In 2005, a new drug to treat type 2 diabetes, derived from the Gila monster, was approved by the Food and Drug Administration. The venom of the lizard contains exendin 4, which triggers one of the insulin-releasing pathways.

=== Diabetes insipidus ===
In 1913, researchers in Italy (A. Farini and B. Ceccaroni) and Germany (R. Von den Velden) reported the anti-diuretic effect of the substance extracted from the posterior lobe of the pituitary gland. The hormone responsible for this effect was later isolated and named vasopressin. Even while the pathophysiology of diabetes insipidus was being further clarified, these findings made possible a relatively simple and effective treatment such that physicians could begin to control the disease. Various preparations of the extract were produced and made commercially available by the pharmaceutical industry through the 20th century.

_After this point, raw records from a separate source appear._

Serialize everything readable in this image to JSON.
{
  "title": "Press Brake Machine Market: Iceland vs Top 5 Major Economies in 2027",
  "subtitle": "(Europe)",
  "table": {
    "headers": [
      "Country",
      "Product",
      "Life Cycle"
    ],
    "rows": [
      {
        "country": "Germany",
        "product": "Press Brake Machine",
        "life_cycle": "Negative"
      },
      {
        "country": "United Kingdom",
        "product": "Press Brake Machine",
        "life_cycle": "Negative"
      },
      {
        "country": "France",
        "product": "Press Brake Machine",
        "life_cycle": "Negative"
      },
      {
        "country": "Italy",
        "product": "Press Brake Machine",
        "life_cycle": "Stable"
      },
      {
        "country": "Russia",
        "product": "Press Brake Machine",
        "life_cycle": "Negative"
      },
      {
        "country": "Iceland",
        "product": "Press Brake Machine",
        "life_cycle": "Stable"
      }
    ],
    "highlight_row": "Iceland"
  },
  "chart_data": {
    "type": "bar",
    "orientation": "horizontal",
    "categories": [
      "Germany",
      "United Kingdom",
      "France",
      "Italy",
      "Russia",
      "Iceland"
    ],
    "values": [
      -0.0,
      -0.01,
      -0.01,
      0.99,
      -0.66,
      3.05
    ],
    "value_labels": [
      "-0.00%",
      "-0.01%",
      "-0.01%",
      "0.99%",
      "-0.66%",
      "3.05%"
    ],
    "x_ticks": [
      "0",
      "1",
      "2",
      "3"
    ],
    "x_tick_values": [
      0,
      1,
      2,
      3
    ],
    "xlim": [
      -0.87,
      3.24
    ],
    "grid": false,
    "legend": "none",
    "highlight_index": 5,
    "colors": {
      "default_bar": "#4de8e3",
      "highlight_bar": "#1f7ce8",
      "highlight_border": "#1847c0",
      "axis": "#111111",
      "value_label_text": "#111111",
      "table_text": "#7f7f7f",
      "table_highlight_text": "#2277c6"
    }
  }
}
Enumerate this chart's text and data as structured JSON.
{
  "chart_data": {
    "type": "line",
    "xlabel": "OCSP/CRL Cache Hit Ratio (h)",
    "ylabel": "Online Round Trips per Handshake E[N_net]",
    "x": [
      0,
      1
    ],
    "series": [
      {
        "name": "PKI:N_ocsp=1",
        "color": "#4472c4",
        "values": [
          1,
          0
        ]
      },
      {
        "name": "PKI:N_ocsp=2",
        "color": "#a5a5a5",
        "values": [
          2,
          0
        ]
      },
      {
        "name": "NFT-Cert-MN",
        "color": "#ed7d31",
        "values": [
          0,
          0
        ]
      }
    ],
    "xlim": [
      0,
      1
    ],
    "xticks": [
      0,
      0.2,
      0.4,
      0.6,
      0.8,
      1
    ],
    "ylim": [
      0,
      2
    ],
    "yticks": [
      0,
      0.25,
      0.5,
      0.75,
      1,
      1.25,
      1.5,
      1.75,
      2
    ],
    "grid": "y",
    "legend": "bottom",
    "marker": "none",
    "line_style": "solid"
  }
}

In 1928, Oliver Kamm and his colleagues posited two active principles in the pituitary extract: one with antidiuretic and pressor properties (vasopressin), and another with uterotonic properties (oxytocin). In a series of landmark achievements between 1947 and 1954 which culminated in a Nobel Prize in Chemistry (1955), Vincent du Vigneaud isolated, sequenced, and synthesized oxytocin and vasopressin. Today, synthesized and modified vasopressin is used to treat the condition.